Il est le directeur général du Fonds africain de garantie et de coopération économique depuis 2002. (1)
L'impact de la crise financière a-t-il déjà atteint l'Afrique ?
L'Afrique étant faiblement intégrée à l'économie mondiale, l'impact de la crise va être très sensible, surtout dans les pays enclavés et au Sahel. Il va y avoir, parallèlement à la hausse des coûts du fret, une baisse de la demande des produits d'exportation : le café, le cacao, le coton... La pêche aussi va être touchée. Avec une diminution des recettes d'exportation, notre balance des paiements va en souffrir. Les pays du Nord étant préoccupés par le sauvetage de leur système, on peut aussi craindre une raréfaction des investissements directs et de l'aide au développement. En plus, notre secteur des PME-PMI est très fragile et les mesures d'accompagnement prévues ne seront pas financées.

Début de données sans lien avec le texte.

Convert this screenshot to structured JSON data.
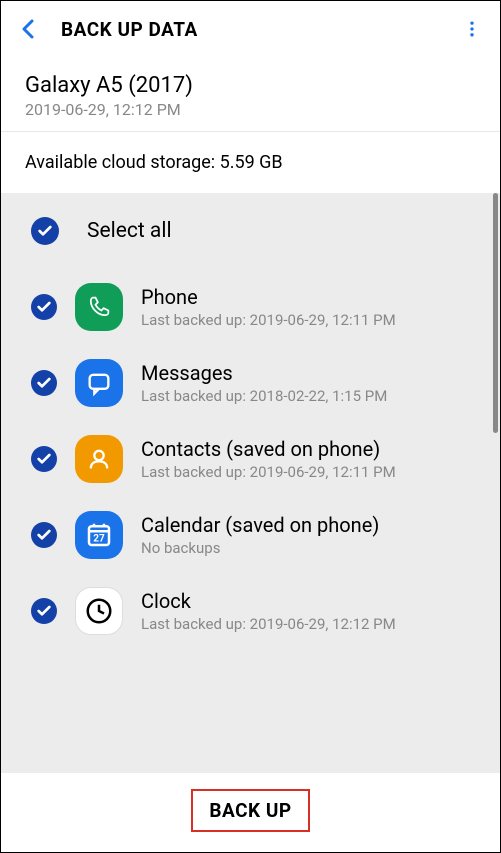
{
  "header": {
    "title": "BACK UP DATA"
  },
  "device": {
    "name": "Galaxy A5 (2017)",
    "date": "2019-06-29, 12:12 PM"
  },
  "storage": {
    "text": "Available cloud storage: 5.59 GB"
  },
  "select_all": {
    "label": "Select all"
  },
  "items": [
    {
      "title": "Phone",
      "subtitle": "Last backed up: 2019-06-29, 12:11 PM",
      "icon": "phone"
    },
    {
      "title": "Messages",
      "subtitle": "Last backed up: 2018-02-22, 1:15 PM",
      "icon": "messages"
    },
    {
      "title": "Contacts (saved on phone)",
      "subtitle": "Last backed up: 2019-06-29, 12:11 PM",
      "icon": "contacts"
    },
    {
      "title": "Calendar (saved on phone)",
      "subtitle": "No backups",
      "icon": "calendar"
    },
    {
      "title": "Clock",
      "subtitle": "Last backed up: 2019-06-29, 12:12 PM",
      "icon": "clock"
    }
  ],
  "footer": {
    "button": "BACK UP"
  }
}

Quelles solutions envisager ?
Nous, Africains, devons apprendre à nous prendre en charge. Il y a cinquante ans que nous sommes indépendants et toutes les politiques qu'on nous a dictées ont échoué. Il faut d'abord que nous comptions sur nos propres forces. Prenons l'exemple du Togo : il a été privé de l'aide internationale pendant presque deux décennies. Or, il n'y a pas eu de famine au Togo, les populations ne sont pas mortes de faim. Il y a aussi des succès en Afrique, en particulier en matière d'épargne. Le système de la tontine peut être étendu à des secteurs créateurs de valeur ajoutée. Plutôt que d'utiliser l'argent de ces tontines à des dépenses somptuaires : funérailles, mariages..., les fonds épargnés pourraient être investis dans le développement. Il y a aussi l'argent des émigrés qui fait vivre certains pays. L'État ne pourrait-il pas en profiter aussi ?
Quelle est la marge d'action d'un organisme comme le Fagace ?
Nous sommes spécialisés dans la garantie des investissements privés et même publics. Nous apportons notre garantie à deux cents projets dans l'agro-industrie, les télécommunications et l'énergie, ce qui représente 1,5 milliard d'euros d'investissement. Mais la situation n'est pas aussi reluisante qu'il y a cinq ans. Nos capacités d'intervention sont de plus en plus limitées. Des filières sont mal en point : café, cacao..., et nous avons eu des sinistres dans des pays comme la Côte d'Ivoire, le Bénin et le Burkina. Aujourd'hui, il nous faut mobiliser d'autres ressources que j'estime à 800 millions d'euros. Ce sera compliqué.
Recueilli par
Philippe CHAPLEAU.
(1) Le Fonds africain de garantie et de coopération économique est financé par quatorze pays. Aujourd'hui, ses capacités d'intervention sont saturées.